11 agosto 2015

DETENER el RÍO

¡Cuántos piensan que los emigrantes pobres son un peligro! Vienen de fuera, nos invaden con sus costumbres, muchos desconocen nuestro idioma, suelen tener la tez oscura, creen en otros dioses y, lo que es peor, son pobres. Vemos barcazas llenas de pobres que arriesgan su vida por pisar una tierra firme y prometedora. Vistos desde  nuestras chimeneas, como dijo Benedetti, parecen hormigas que quieren colonizar nuestros campos de cultivo, colándose por cualquier rendija. Pero el problema no es que vengan sino que quienes vienen son pobres. A los ricos que llegan no se les tiene en cuenta el color de su piel, ni su procedencia: sus cuentas en paraísos fiscales salva todos los problemas, incluso los prejuicios. “El mascarón. ¡Mirad el mascarón! / ¿Cómo viene del África a New York! / […] ¡Arena, caimán y miedo sobre Nueva York! / […] ¡Qué ola de fango y luciérnaga sobre Nueva York!”, gritaba Federico García Lorca.

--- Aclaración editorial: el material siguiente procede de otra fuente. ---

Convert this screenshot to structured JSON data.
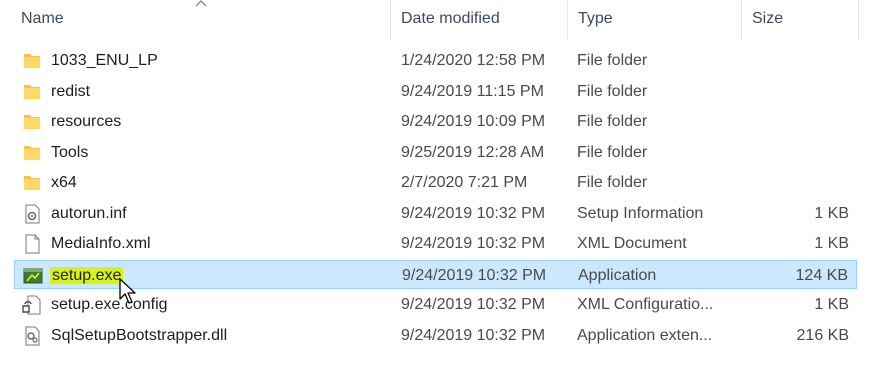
{
  "columns": {
    "name": "Name",
    "date_modified": "Date modified",
    "type": "Type",
    "size": "Size"
  },
  "colors": {
    "folder": "#f6c445",
    "selected_row": "#cce8ff",
    "selected_border": "#99d1ff",
    "name_highlight": "#d6f21a"
  },
  "files": [
    {
      "name": "1033_ENU_LP",
      "date": "1/24/2020 12:58 PM",
      "type": "File folder",
      "size": "",
      "icon": "folder-icon"
    },
    {
      "name": "redist",
      "date": "9/24/2019 11:15 PM",
      "type": "File folder",
      "size": "",
      "icon": "folder-icon"
    },
    {
      "name": "resources",
      "date": "9/24/2019 10:09 PM",
      "type": "File folder",
      "size": "",
      "icon": "folder-icon"
    },
    {
      "name": "Tools",
      "date": "9/25/2019 12:28 AM",
      "type": "File folder",
      "size": "",
      "icon": "folder-icon"
    },
    {
      "name": "x64",
      "date": "2/7/2020 7:21 PM",
      "type": "File folder",
      "size": "",
      "icon": "folder-icon"
    },
    {
      "name": "autorun.inf",
      "date": "9/24/2019 10:32 PM",
      "type": "Setup Information",
      "size": "1 KB",
      "icon": "settings-file-icon"
    },
    {
      "name": "MediaInfo.xml",
      "date": "9/24/2019 10:32 PM",
      "type": "XML Document",
      "size": "1 KB",
      "icon": "document-icon"
    },
    {
      "name": "setup.exe",
      "date": "9/24/2019 10:32 PM",
      "type": "Application",
      "size": "124 KB",
      "icon": "application-icon"
    },
    {
      "name": "setup.exe.config",
      "date": "9/24/2019 10:32 PM",
      "type": "XML Configuratio...",
      "size": "1 KB",
      "icon": "config-file-icon"
    },
    {
      "name": "SqlSetupBootstrapper.dll",
      "date": "9/24/2019 10:32 PM",
      "type": "Application exten...",
      "size": "216 KB",
      "icon": "dll-file-icon"
    }
  ]
}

Hay dos mundos, uno pobre, con frecuencia asolado por conflictos y sometido a dictaduras, casi siempre puestas o consentidas por los países ricos, y otro mundo rico, que se considera dueño del mundo y, como tal, con autoridad para dictar normas y decidir lo que es bueno o malo. Nuestro mayor temor es que se ponga en tela juicio nuestro status quo: nuestra obesidad, nuestra capacidad de dominio y de poder, nuestro bienestar. Defendemos el mestizaje siempre que no llame a nuestras puertas.